La décision : un choix personnel
La décision d'avorter est un moment crucial dans la vie d'une femme, souvent précédé d'un test de grossesse et d'une période de réflexion intense. Pour certaines, le choix s'impose comme une évidence, sans hésitation ni dilemme moral. Nathalie, 56 ans, qui a subi un avortement instrumental à 27 ans, se souvient : « Ce n'était pas le moment du tout. Ma fille avait 5 mois, je venais de reprendre le travail. C'était ma décision et elle n'a fait l'objet d'aucun doute ». Marie, 40 ans, a ressenti une absence de doute similaire lorsqu'elle est tombée enceinte après une aventure d'un soir. Katia, 38 ans, étudiante à l'époque, a également pris une décision rapide et claire : « J'avais 21 ans, j'étais étudiante et je travaillais l'été… Bref, je n'étais pas du tout prête à me lancer dans l'aventure de la maternité ».

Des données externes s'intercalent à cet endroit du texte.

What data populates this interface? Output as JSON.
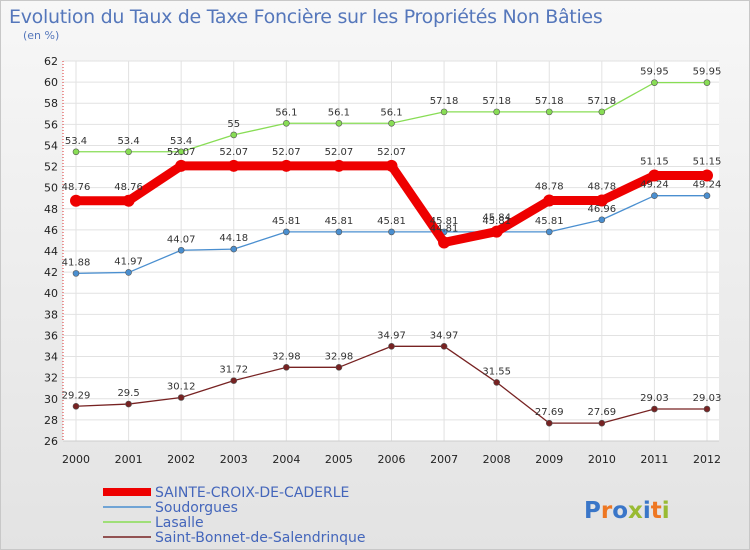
{
  "header": {
    "title": "Evolution du Taux de Taxe Foncière sur les Propriétés Non Bâties",
    "unit": "(en %)"
  },
  "logo": {
    "text": "Proxiti"
  },
  "chart_data": {
    "type": "line",
    "title": "Evolution du Taux de Taxe Foncière sur les Propriétés Non Bâties",
    "ylabel": "(en %)",
    "xlabel": "",
    "x": [
      "2000",
      "2001",
      "2002",
      "2003",
      "2004",
      "2005",
      "2006",
      "2007",
      "2008",
      "2009",
      "2010",
      "2011",
      "2012"
    ],
    "ylim": [
      26,
      62
    ],
    "yticks": [
      26,
      28,
      30,
      32,
      34,
      36,
      38,
      40,
      42,
      44,
      46,
      48,
      50,
      52,
      54,
      56,
      58,
      60,
      62
    ],
    "grid": true,
    "legend_position": "bottom-left",
    "series": [
      {
        "name": "SAINTE-CROIX-DE-CADERLE",
        "color": "#ee0000",
        "values": [
          48.76,
          48.76,
          52.07,
          52.07,
          52.07,
          52.07,
          52.07,
          44.81,
          45.84,
          48.78,
          48.78,
          51.15,
          51.15
        ],
        "labels": [
          "48.76",
          "48.76",
          "52.07",
          "52.07",
          "52.07",
          "52.07",
          "52.07",
          "44.81",
          "45.84",
          "48.78",
          "48.78",
          "51.15",
          "51.15"
        ]
      },
      {
        "name": "Soudorgues",
        "color": "#4a8fd0",
        "values": [
          41.88,
          41.97,
          44.07,
          44.18,
          45.81,
          45.81,
          45.81,
          45.81,
          45.81,
          45.81,
          46.96,
          49.24,
          49.24
        ],
        "labels": [
          "41.88",
          "41.97",
          "44.07",
          "44.18",
          "45.81",
          "45.81",
          "45.81",
          "45.81",
          "45.81",
          "45.81",
          "46.96",
          "49.24",
          "49.24"
        ]
      },
      {
        "name": "Lasalle",
        "color": "#88dd55",
        "values": [
          53.4,
          53.4,
          53.4,
          55,
          56.1,
          56.1,
          56.1,
          57.18,
          57.18,
          57.18,
          57.18,
          59.95,
          59.95
        ],
        "labels": [
          "53.4",
          "53.4",
          "53.4",
          "55",
          "56.1",
          "56.1",
          "56.1",
          "57.18",
          "57.18",
          "57.18",
          "57.18",
          "59.95",
          "59.95"
        ]
      },
      {
        "name": "Saint-Bonnet-de-Salendrinque",
        "color": "#772222",
        "values": [
          29.29,
          29.5,
          30.12,
          31.72,
          32.98,
          32.98,
          34.97,
          34.97,
          31.55,
          27.69,
          27.69,
          29.03,
          29.03
        ],
        "labels": [
          "29.29",
          "29.5",
          "30.12",
          "31.72",
          "32.98",
          "32.98",
          "34.97",
          "34.97",
          "31.55",
          "27.69",
          "27.69",
          "29.03",
          "29.03"
        ]
      }
    ]
  }
}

Pour d'autres, la décision est un processus plus long et complexe, marqué par des discussions, des réflexions et des remises en question. Myriam, 45 ans, décrit sa décision comme un processus pragmatique et rationnel, basé sur une liste de raisons d'avorter : « À l'époque, j'avais 19 ans, je n'avais pas de travail stable, je faisais des petits boulots, j'étais à la fac, j'avais à peine commencé mes études. La décision était prise ».

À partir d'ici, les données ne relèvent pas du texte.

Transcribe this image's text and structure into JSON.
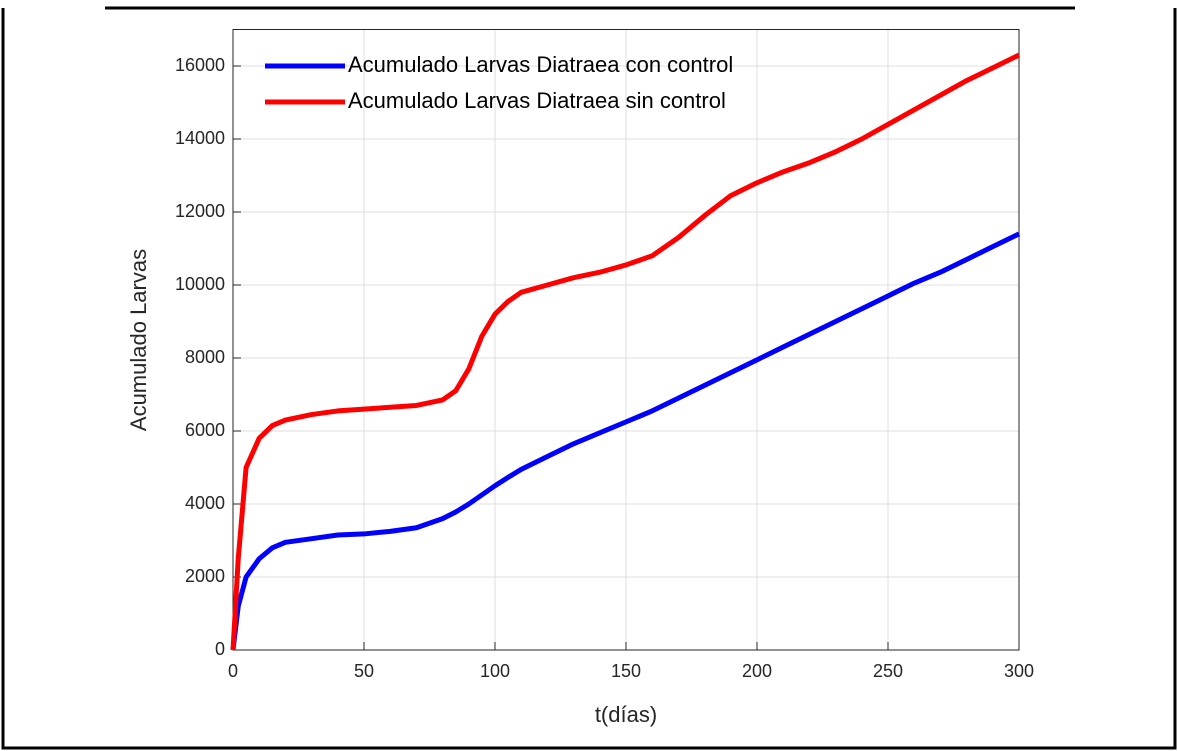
{
  "chart_data": {
    "type": "line",
    "xlabel": "t(días)",
    "ylabel": "Acumulado Larvas",
    "x": [
      0,
      2,
      5,
      10,
      15,
      20,
      30,
      40,
      50,
      60,
      70,
      80,
      85,
      90,
      95,
      100,
      105,
      110,
      120,
      130,
      140,
      150,
      160,
      170,
      180,
      190,
      200,
      210,
      220,
      230,
      240,
      250,
      260,
      270,
      280,
      290,
      300
    ],
    "series": [
      {
        "name": "Acumulado Larvas Diatraea con control",
        "color": "#0000ff",
        "values": [
          0,
          1200,
          2000,
          2500,
          2800,
          2950,
          3050,
          3150,
          3180,
          3250,
          3350,
          3600,
          3780,
          4000,
          4250,
          4500,
          4730,
          4950,
          5300,
          5650,
          5950,
          6250,
          6550,
          6900,
          7250,
          7600,
          7950,
          8300,
          8650,
          9000,
          9350,
          9700,
          10050,
          10350,
          10700,
          11050,
          11400
        ]
      },
      {
        "name": "Acumulado Larvas Diatraea sin control",
        "color": "#ff0000",
        "values": [
          0,
          2500,
          5000,
          5800,
          6150,
          6300,
          6450,
          6550,
          6600,
          6650,
          6700,
          6850,
          7100,
          7700,
          8600,
          9200,
          9550,
          9800,
          10000,
          10200,
          10350,
          10550,
          10800,
          11300,
          11900,
          12450,
          12800,
          13100,
          13350,
          13650,
          14000,
          14400,
          14800,
          15200,
          15600,
          15950,
          16300
        ]
      }
    ],
    "xlim": [
      0,
      300
    ],
    "xticks": [
      0,
      50,
      100,
      150,
      200,
      250,
      300
    ],
    "ylim": [
      0,
      17000
    ],
    "yticks": [
      0,
      2000,
      4000,
      6000,
      8000,
      10000,
      12000,
      14000,
      16000
    ],
    "grid": true,
    "legend": "upper-left"
  }
}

L'accompagnement : un soutien nécessaire
Simone Veil soulignait l'importance de ne pas laisser les femmes exercer cette responsabilité dans la solitude ou l'angoisse. Cependant, l'accompagnement n'est pas toujours au rendez-vous. Marie se souvient s'être sentie perdue, malgré son capital économique et social : « Je n'étais pas en errance, mais je ne savais pas trop à quelle porte il fallait que je toque, et ce qu'il fallait que je fasse… J'avais tout pour être au meilleur endroit, et avec la meilleure prise en charge. Malgré tout cela, j'ai eu le sentiment d'être perdue ».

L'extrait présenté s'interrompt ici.